Departamento de Fisiología, Edificio Arco de Ciencias Biológicas, Universidad de Concepción, Victor Lamas 1290, Concepción, Región del Bio Bio 4030000, Chile.
Center for Drug Discovery, Research Triangle Institute, Research Triangle Park, North Carolina 27709, United States.
J Chem Inf Model. 2020 Dec 28;60(12):6634-6641. doi: 10.1021/acs.jcim.0c00943. Epub 2020 Dec 1.
Blocking the interaction between the Gβγ protein and the glycine receptor (GlyR) has emerged as a promising pharmacological strategy to treat acute alcohol intoxication by inhibiting ethanol potentiation on GlyR. M554 is a recently discovered small molecule capable of binding to Gβγ with potent and inhibitory activity. This compound has been tested as a mixture of diastereomers, and no information is available concerning the stereospecific activity of each species, which is critical to pursue efforts on lead optimization and drug development. In this work, we explored the differential activity of four M554 stereoisomers by molecular dynamics simulations and electrophysiological experiments. Our results revealed that the (,)-M554 stereoisomer is a promising lead compound that inhibits ethanol potentiation of GlyR.

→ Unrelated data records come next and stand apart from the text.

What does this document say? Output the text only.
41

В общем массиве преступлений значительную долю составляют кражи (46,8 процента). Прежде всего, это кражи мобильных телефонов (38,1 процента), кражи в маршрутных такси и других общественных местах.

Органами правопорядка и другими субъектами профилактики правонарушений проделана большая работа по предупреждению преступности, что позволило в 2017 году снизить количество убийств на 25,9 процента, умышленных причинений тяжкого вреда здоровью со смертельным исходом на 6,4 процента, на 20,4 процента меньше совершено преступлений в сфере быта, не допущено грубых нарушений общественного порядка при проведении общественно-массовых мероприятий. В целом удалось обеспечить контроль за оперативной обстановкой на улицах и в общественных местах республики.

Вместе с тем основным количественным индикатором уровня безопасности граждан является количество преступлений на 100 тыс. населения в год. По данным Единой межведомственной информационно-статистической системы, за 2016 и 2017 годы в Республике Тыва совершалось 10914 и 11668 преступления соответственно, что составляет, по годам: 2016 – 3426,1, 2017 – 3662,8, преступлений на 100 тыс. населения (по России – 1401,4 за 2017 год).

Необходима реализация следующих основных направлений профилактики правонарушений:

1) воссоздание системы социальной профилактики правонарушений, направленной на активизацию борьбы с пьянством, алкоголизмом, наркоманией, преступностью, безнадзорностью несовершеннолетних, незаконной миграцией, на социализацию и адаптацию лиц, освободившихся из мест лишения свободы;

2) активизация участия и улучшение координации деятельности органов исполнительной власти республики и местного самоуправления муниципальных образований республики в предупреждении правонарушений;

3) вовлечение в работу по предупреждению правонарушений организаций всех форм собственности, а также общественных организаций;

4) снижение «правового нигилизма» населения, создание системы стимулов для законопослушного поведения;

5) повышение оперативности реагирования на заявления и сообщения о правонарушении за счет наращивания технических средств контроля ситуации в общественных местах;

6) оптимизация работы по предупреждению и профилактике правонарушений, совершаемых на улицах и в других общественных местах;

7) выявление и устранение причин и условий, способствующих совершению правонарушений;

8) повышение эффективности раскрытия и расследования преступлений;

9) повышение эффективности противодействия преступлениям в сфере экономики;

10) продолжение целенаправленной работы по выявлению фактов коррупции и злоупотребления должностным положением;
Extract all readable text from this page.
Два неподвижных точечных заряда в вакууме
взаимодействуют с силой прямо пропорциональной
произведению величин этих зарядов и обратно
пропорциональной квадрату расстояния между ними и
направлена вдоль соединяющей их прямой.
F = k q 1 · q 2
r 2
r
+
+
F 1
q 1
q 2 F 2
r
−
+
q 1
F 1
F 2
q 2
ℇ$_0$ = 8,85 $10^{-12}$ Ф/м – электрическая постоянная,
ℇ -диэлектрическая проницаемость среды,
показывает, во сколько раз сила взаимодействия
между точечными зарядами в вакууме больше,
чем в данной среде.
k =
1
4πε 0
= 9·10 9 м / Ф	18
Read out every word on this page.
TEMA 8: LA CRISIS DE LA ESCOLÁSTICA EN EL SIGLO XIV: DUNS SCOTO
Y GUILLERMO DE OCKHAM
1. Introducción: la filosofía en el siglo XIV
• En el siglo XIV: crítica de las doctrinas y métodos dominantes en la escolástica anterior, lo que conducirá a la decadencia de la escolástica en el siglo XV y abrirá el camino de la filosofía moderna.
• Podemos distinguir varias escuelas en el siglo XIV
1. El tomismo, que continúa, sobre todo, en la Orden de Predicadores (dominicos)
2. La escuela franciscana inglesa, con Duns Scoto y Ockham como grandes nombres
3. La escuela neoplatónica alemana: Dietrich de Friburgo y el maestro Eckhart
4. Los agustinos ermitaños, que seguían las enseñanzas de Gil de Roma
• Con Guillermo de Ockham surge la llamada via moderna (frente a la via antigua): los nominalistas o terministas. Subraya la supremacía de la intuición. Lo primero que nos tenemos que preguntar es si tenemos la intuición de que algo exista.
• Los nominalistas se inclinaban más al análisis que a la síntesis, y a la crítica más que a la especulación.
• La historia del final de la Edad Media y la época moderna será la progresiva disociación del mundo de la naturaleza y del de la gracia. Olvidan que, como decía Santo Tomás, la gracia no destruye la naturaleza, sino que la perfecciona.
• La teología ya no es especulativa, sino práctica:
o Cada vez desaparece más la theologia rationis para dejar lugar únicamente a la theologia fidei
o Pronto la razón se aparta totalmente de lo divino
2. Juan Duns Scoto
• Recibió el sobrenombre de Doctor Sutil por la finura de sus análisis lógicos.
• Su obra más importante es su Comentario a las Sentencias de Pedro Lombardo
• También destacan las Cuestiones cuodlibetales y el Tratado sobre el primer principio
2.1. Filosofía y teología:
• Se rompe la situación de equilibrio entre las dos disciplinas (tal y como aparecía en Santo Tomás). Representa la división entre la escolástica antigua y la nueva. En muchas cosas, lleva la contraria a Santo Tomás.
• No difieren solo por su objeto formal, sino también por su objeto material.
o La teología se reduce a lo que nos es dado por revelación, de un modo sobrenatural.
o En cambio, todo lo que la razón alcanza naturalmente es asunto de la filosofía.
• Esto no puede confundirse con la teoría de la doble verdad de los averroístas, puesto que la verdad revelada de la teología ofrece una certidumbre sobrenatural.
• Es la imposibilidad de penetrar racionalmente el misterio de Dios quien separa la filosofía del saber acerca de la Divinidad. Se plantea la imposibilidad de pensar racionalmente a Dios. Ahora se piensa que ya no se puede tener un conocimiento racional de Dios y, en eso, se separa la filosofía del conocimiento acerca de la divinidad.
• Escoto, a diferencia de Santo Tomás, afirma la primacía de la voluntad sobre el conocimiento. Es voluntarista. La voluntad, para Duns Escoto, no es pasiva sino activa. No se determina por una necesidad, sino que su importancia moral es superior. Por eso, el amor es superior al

阻断 Gβγ 蛋白与甘氨酸受体(GlyR)的相互作用已成为一种有前途的药理学策略,通过抑制乙醇对 GlyR 的增强作用来治疗急性酒精中毒。M554 是一种最近发现的小分子,能够与 Gβγ 结合,具有强大的 和 抑制活性。该化合物已作为非对映异构体混合物进行了测试,但对于每种物质的立体特异性活性尚无信息,这对于进行先导化合物优化和药物开发的努力至关重要。在这项工作中,我们通过分子动力学模拟和电生理实验探索了四种 M554 立体异构体的差异活性。我们的结果表明,(,)-M554 对映异构体是一种有前途的先导化合物,可抑制乙醇对 GlyR 的增强作用。